- Directed by: Ray Enright
- Written by: Robert N. Lee Eugene Solow Brown Holmes (add. dialogue)
- Based on: the novel While the Patient Slept 1930 novel by Mignon G. Eberhart
- Produced by: Harry Joe Brown (uncredited)
- Starring: Aline MacMahon Guy Kibbee
- Cinematography: Arthur Edeson
- Edited by: Owen Marks
- Music by: Bernhard Kaun (uncredited)
- Distributed by: First National Pictures
- Release date: March 2, 1935;
- Running time: 65-67 minutes
- Country: United States
- Language: English

= While the Patient Slept (film) =

1935 film by Ray Enright

While the Patient Slept is a 1935 comedy murder mystery film directed by Ray Enright starring Aline MacMahon as a nurse/crime sleuth and Guy Kibbee as her boyfriend and police detective. It is based on the novel of the same name written by Mignon G. Eberhart.

==Plot==
A comedic murder mystery involving a nurse who is assigned to the at-home care of a man who recently had a stroke. While he is unconscious, on a dark and stormy night, a murder takes place in his bedroom. With family members and potential heirs confined to the house for several days, additional murders occur while the nurse and a police detective work on solving the case.

==Cast==

- Aline MacMahon as Nurse Sarah Keate
- Guy Kibbee as Detective Lt. Lance O'Leary
- Lyle Talbot as Ross Lonergan
- Patricia Ellis as March Federie
- Allen Jenkins as Police Sgt. Jim Jackson
- Robert Barrat as Adolphe Federie
- Hobart Cavanaugh as Eustace Federie
- Dorothy Tree as Mittie Federie
- Henry O'Neill as Elihu Dimuck
- Russell Hicks as Dr. Jay
- Helen Flint as Isobel Federie
- Brandon Hurst as Grondal
- Eddie Shubert as Detective Muldoon
- Walter Walker as Richard Federie
- George Chandler as Evening Bulletin Reporter

==Series==
Warner Bros. Pictures marketed 12 mystery films as components of the "Clue Club", movies tied to Black Mask, a pulp magazine, aimed at increasing audiences attending WB mystery movies. There were twelve titles bearing the Warner Bros. Pictures "Clue Club" label released from 1935 to 1938.
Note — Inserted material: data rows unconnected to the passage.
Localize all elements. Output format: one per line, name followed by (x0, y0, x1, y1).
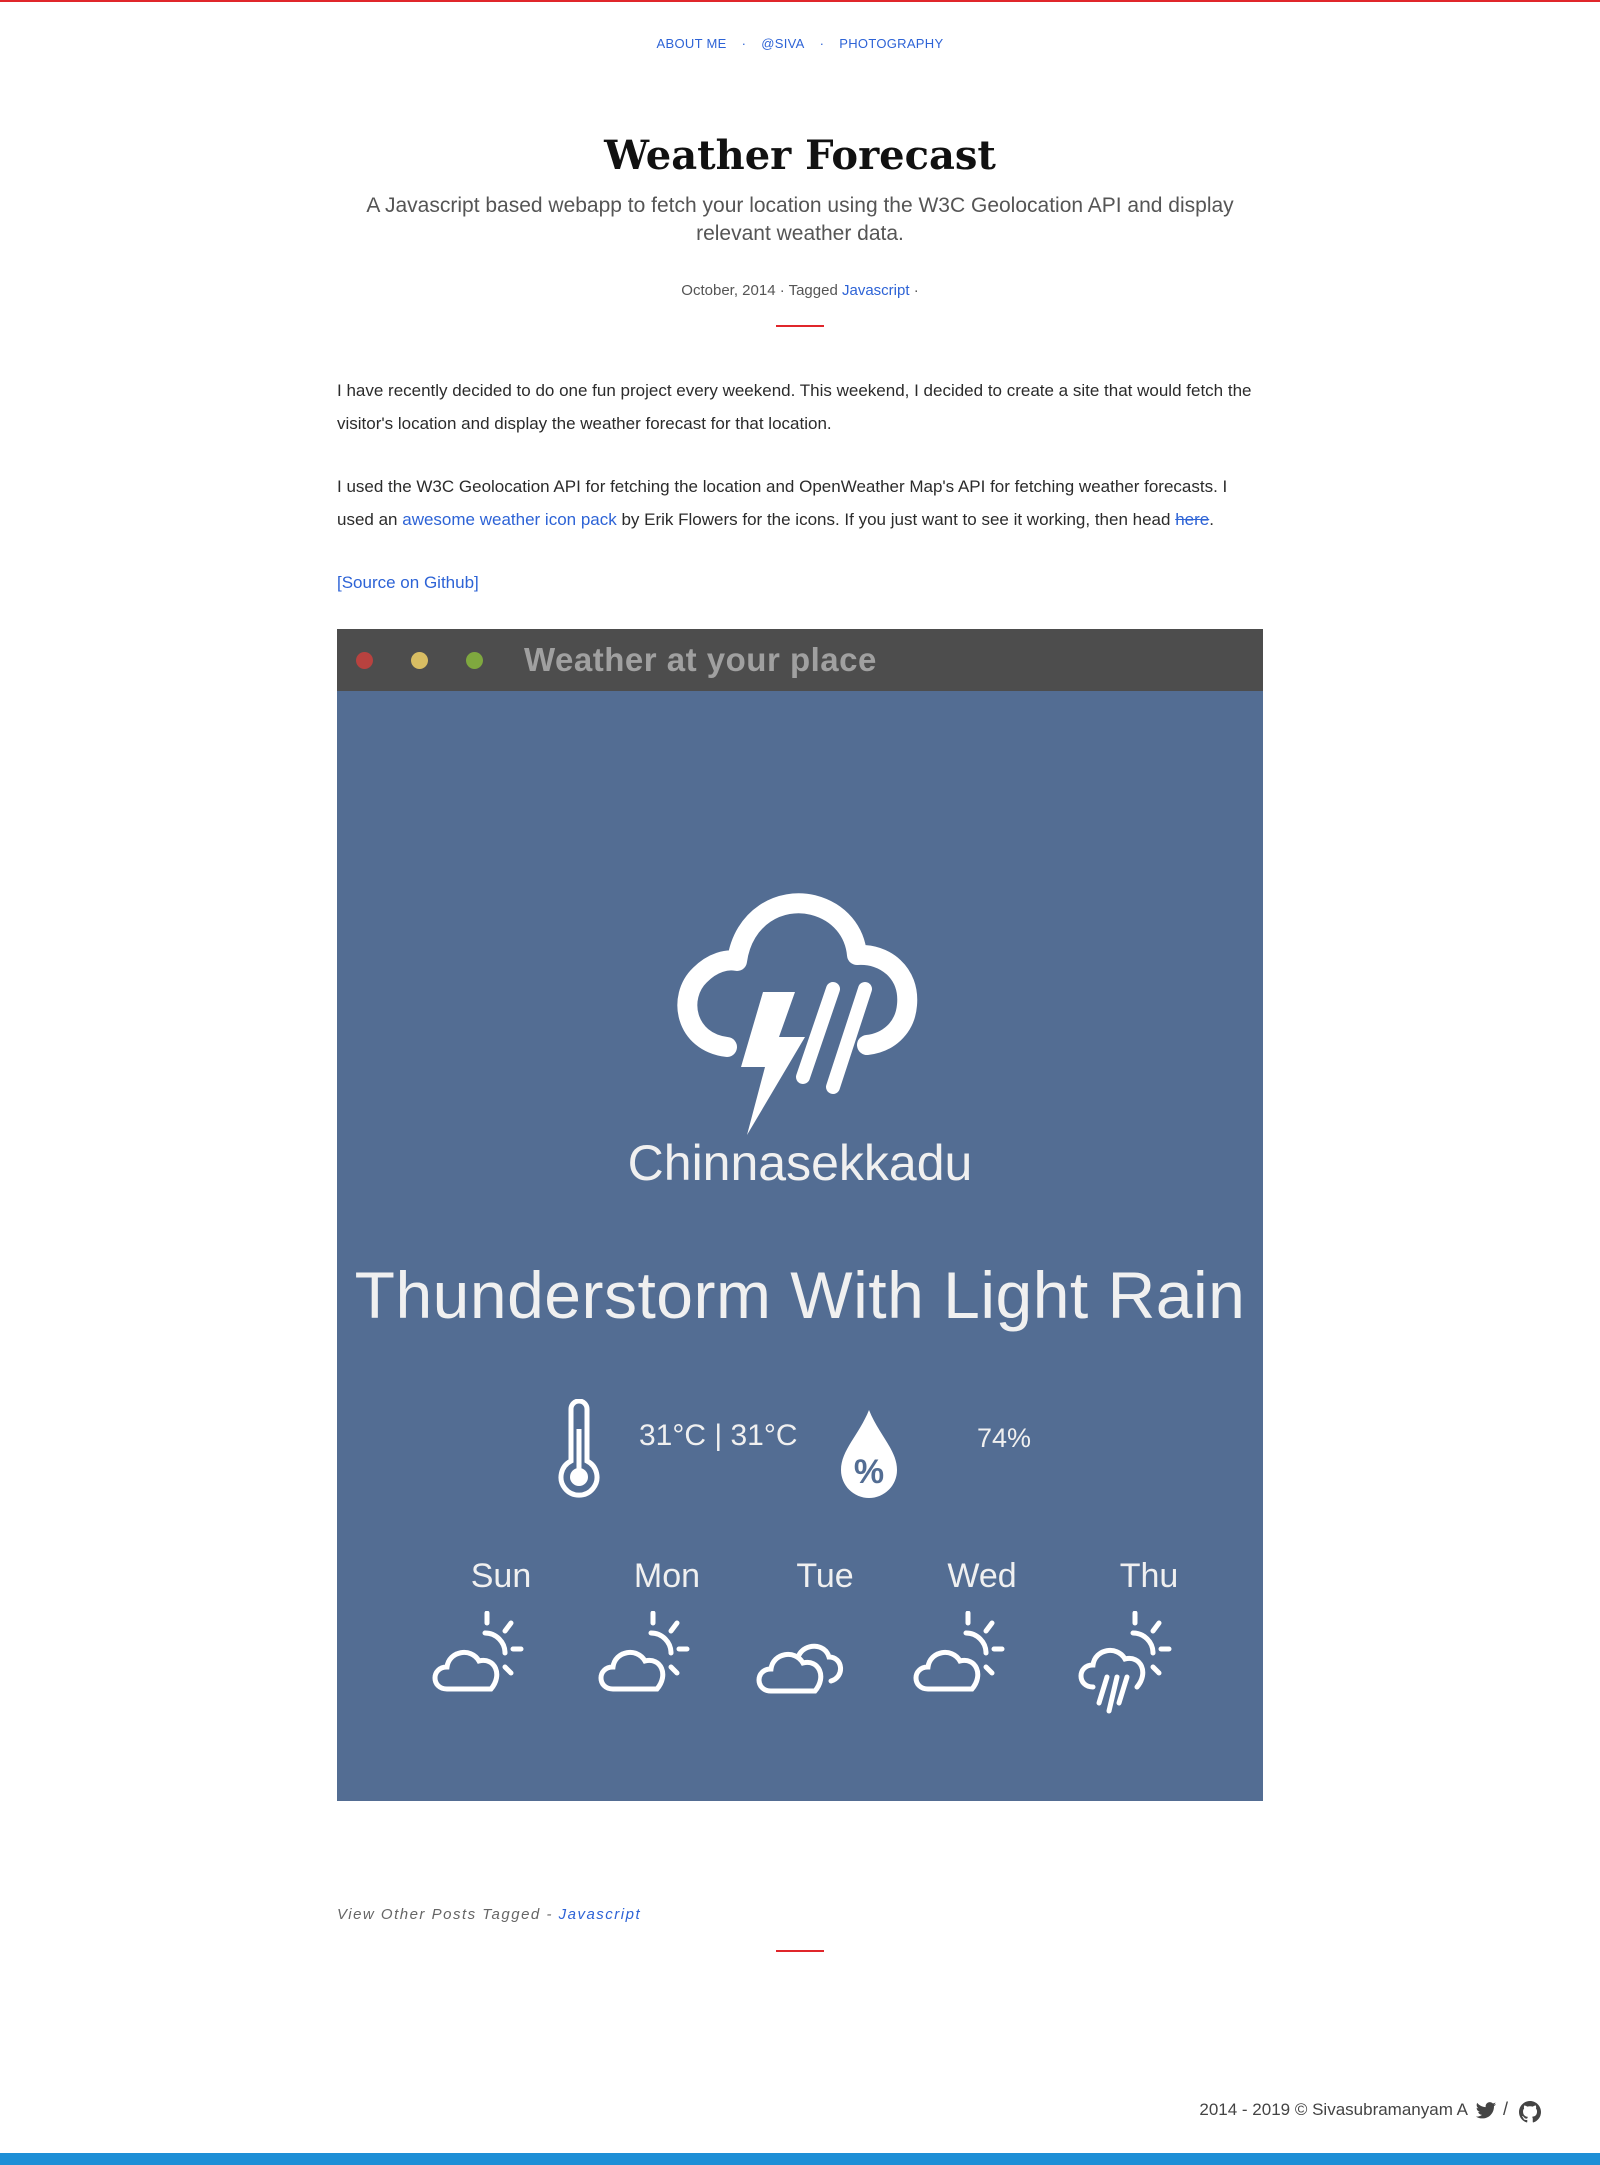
paragraph-text: by Erik Flowers for the icons. If you ju… (616, 510, 1176, 529)
temperature-readout: 31°C | 31°C (639, 1419, 798, 1452)
top-accent-bar (0, 0, 1600, 2)
day-cloudy-icon (913, 1611, 1005, 1692)
post-date: October, 2014 (681, 282, 776, 299)
nav-siva[interactable]: @Siva (761, 36, 804, 51)
tagged-label: · Tagged (779, 282, 838, 299)
top-nav: About Me · @Siva · Photography (0, 36, 1600, 51)
nav-separator: · (819, 36, 825, 51)
tag-suffix: · (913, 282, 919, 299)
thermometer-icon (558, 1399, 600, 1498)
footer-divider (776, 1950, 824, 1952)
source-github-link[interactable]: [Source on Github] (337, 573, 479, 592)
post-paragraph-2: I used the W3C Geolocation API for fetch… (337, 470, 1263, 536)
humidity-readout: 74% (977, 1423, 1032, 1453)
close-dot-icon (356, 652, 373, 669)
other-posts-label: View Other Posts Tagged - (337, 1906, 553, 1923)
github-icon[interactable] (1519, 2101, 1541, 2123)
thunderstorm-rain-icon (677, 893, 918, 1135)
forecast-day: Tue (796, 1557, 854, 1595)
svg-text:%: % (854, 1453, 884, 1491)
post-title: Weather Forecast (604, 132, 996, 179)
nav-about-me[interactable]: About Me (657, 36, 727, 51)
bottom-accent-bar (0, 2153, 1600, 2165)
maximize-dot-icon (466, 652, 483, 669)
header-divider (776, 325, 824, 327)
nav-photography[interactable]: Photography (839, 36, 943, 51)
copyright-text: 2014 - 2019 © Sivasubramanyam A (1199, 2100, 1468, 2119)
post-paragraph-1: I have recently decided to do one fun pr… (337, 381, 1252, 433)
forecast-day: Wed (947, 1557, 1017, 1595)
day-cloudy-icon (432, 1611, 524, 1692)
forecast-day: Mon (633, 1557, 701, 1595)
nav-separator: · (741, 36, 747, 51)
post-subtitle: A Javascript based webapp to fetch your … (366, 194, 1234, 245)
other-posts-line: View Other Posts Tagged - Javascript (337, 1906, 641, 1923)
demo-link[interactable]: here (1175, 510, 1209, 529)
forecast-day: Thu (1119, 1557, 1179, 1595)
source-paragraph: [Source on Github] (337, 566, 1263, 599)
window-title: Weather at your place (524, 641, 877, 678)
cloudy-icon (756, 1643, 843, 1694)
twitter-icon[interactable] (1475, 2101, 1497, 2121)
footer-tag-link[interactable]: Javascript (559, 1906, 642, 1923)
post-meta: October, 2014 · Tagged Javascript · (0, 282, 1600, 299)
city-name: Chinnasekkadu (627, 1135, 973, 1191)
forecast-day: Sun (470, 1557, 532, 1595)
app-screenshot: Weather at your place Chinnasekkadu Thun… (337, 629, 1263, 1801)
icon-pack-link[interactable]: awesome weather icon pack (402, 510, 617, 529)
minimize-dot-icon (411, 652, 428, 669)
day-cloudy-icon (598, 1611, 690, 1692)
window-titlebar: Weather at your place (337, 629, 1263, 691)
humidity-icon: % (841, 1410, 897, 1498)
paragraph-text: . (1209, 510, 1214, 529)
weather-condition: Thunderstorm With Light Rain (354, 1258, 1246, 1332)
post-tag-link[interactable]: Javascript (842, 282, 910, 299)
day-rain-icon (1078, 1611, 1172, 1714)
footer-slash: / (1503, 2099, 1509, 2119)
Clue Club #1: The White Cockatoo (1935)

Clue Club #2: While the Patient Slept (1935)

Clue Club #3: The Florentine Dagger (1935)

Clue Club #4: The Case of the Curious Bride (1935)

Clue Club #5: The Case of the Lucky Legs (1935)

Clue Club #6: The Murder of Dr. Harrigan (1936)

Clue Club #7: Murder by an Aristocrat (1936)

Clue Club #8: The Case of the Velvet Claws (1936)

Clue Club #9: The Case of the Black Cat (1936)

Clue Club #10: The Case of the Stuttering Bishop (1937)

Clue Club #11: The Patient in Room 18 (1938)

Clue Club #12: Mystery House (1938)

==Reception==
The New York Times reviewer was unimpressed: "Mr. Kibbie and Miss MacMahon finally break the case ... but the solution is not altogether satisfactory. Neither, for that matter, is the picture. Come right down to it, it's quite unsatisfactory". Later critics also had reservations about the film, as being a lesser version of the prize-winning book: "Unfortunately, the film producers, modeling the Eberhart mystery film versions on others of the day, sought to extend humorous quips between characters and eliminate significant elements of the plot that involved clues, no doubt in hopes of attracting a broader audience".